Наш звукорежиссер в восторге. Звучать должны два канала, остальное – плейбэк. Какой хороший саундчек.
– Мартин, не выкладывайся так сильно, – кричит из-за синтезатора Бард.
Мартин распевается, сдвинув брови и прикрыв глаза. Курчавые пряди падают на правильный лоб. Без этого футболиста не проходит ни один стокгольмский гей-прайд – и его организаторов можно понять.
– Привет, я добралась! – оборачиваемся на приветствие все вместе.
Сзади стоит Марина Шипченко, штатный гуманоид, известная в Швеции галеристка, на досуге поет – сопровождает Барда от проекта к проекту, то в Vacuum, то в BWO. Сейчас прилетела из Копенгагена – ровно к концерту.
Сбрасывает плащ, выскакивает на сцену («Осторожно, голова!»), пробегает арпеджио на синтезаторе, пропевает фразу-другую с Мартином – саундчек закончен. В Москве она проведет меньше полусуток. Завтра у нее весь день встречи в Стокгольме.
Час на сцене, пять минут на автографы, опустошенный бак дым-машины, Мартин бьет себя в грудь, протягивает руки в зал, опускается на одно колено, на другое, закрывает лицо, движением головы отбрасывает копну волос. Поет самым непосредственным образом поверх плейбэка. Чисто и ладно. Выкладывается, вопреки руководителю.
– Как прекрасно! – Бард в гримерке вытирает лицо полотенцем и опустошает бокал Moet Chandon. – Отличная организация, на диво. Ну, мы готовы в отель. Завтра рейс ранний.
Артисты – народ вежливый, но ему, похоже, и впрямь здесь понравилось.

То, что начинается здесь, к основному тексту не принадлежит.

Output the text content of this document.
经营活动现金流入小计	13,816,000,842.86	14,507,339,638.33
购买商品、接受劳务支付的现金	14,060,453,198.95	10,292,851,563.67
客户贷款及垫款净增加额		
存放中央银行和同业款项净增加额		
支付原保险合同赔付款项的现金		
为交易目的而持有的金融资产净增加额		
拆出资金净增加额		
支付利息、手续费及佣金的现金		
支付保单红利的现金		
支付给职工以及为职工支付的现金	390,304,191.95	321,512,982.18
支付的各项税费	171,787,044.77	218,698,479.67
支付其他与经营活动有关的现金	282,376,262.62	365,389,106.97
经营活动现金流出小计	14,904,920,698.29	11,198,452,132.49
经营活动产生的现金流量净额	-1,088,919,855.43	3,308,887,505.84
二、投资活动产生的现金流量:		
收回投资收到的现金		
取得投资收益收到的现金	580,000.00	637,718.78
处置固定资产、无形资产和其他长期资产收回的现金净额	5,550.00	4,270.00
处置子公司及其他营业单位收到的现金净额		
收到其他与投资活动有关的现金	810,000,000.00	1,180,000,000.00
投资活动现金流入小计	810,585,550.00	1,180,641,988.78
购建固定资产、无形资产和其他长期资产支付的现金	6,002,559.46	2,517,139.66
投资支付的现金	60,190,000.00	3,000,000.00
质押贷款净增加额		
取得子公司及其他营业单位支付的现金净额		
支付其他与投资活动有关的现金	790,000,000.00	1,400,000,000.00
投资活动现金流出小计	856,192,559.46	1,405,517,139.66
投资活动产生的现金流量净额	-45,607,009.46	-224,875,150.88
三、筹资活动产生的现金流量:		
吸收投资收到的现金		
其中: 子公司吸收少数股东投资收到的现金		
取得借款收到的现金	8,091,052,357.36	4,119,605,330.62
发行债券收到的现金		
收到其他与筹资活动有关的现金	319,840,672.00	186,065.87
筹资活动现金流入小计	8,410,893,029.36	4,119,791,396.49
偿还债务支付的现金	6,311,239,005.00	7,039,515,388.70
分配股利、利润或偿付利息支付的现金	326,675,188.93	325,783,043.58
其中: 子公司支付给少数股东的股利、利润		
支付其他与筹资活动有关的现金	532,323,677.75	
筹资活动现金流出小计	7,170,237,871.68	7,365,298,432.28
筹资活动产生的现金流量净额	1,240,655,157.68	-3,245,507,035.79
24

Звоню водителю. Длинные гудки.
Звоню секретарю – «позвоните водителю».
Александр, может быть, блинов пока? Ну нет, так сейчас поедем – минуту.
Звонит секретарь – там гудки длинные.
Звоню в транспортную компанию – должен быть на месте, говорят. Посмотрите, за углом, может быть, стоит? В туалет вышел? Телефон потерял? Мы тоже сейчас его начнем вызванивать.
Отправляю секретаря на улицу и выбегаю сам – секретарь к Садовому, я к Курскому. Нет машины.
У Барда сбой программы: машины нет уже двадцать одну минуту. Не может быть.
У водителя, по моим подсчетам, должно быть штук тридцать пропущенных звонков.
Транспортная компания теряется в догадках, сожалеет и ничем помочь не может: все машины, к сожалению, сейчас заняты.
– М-м-м – такси? – Бард улыбается той мягкой и решительной улыбкой, от которой мне не по себе.
Вызываем два представительских такси. За поворотом на Садовое Марина со смехом просит:
– Проверь, пожалуйста, чтобы завтра утром был другой водитель, – я и вправду обязательно должна быть в Стокгольме завтра днем.
Бард деликатно молчит. Комплименты кончились – машину ждали сорок минут.
Звонок из транспортной компании ловит меня в «Мариотте».
– Прости бога ради, но что же вы за углом не посмотрели? Это же Санек, он в соседнем переулке стоял. Работал двое суток подряд – уснул и не услышал.
Покуда мы дефилируем с бокалом по посольским приемам и ведем светскую беседу в том аэропорте и в этом, водитель Саша из Херсона – вот кто у нас директор по репутации.
***
– Я что тебе, пешка сраная? Ты скажи, я сраная пешка? – Жанна Хасановна Агузарова выясняет в гримерке отношения с директором.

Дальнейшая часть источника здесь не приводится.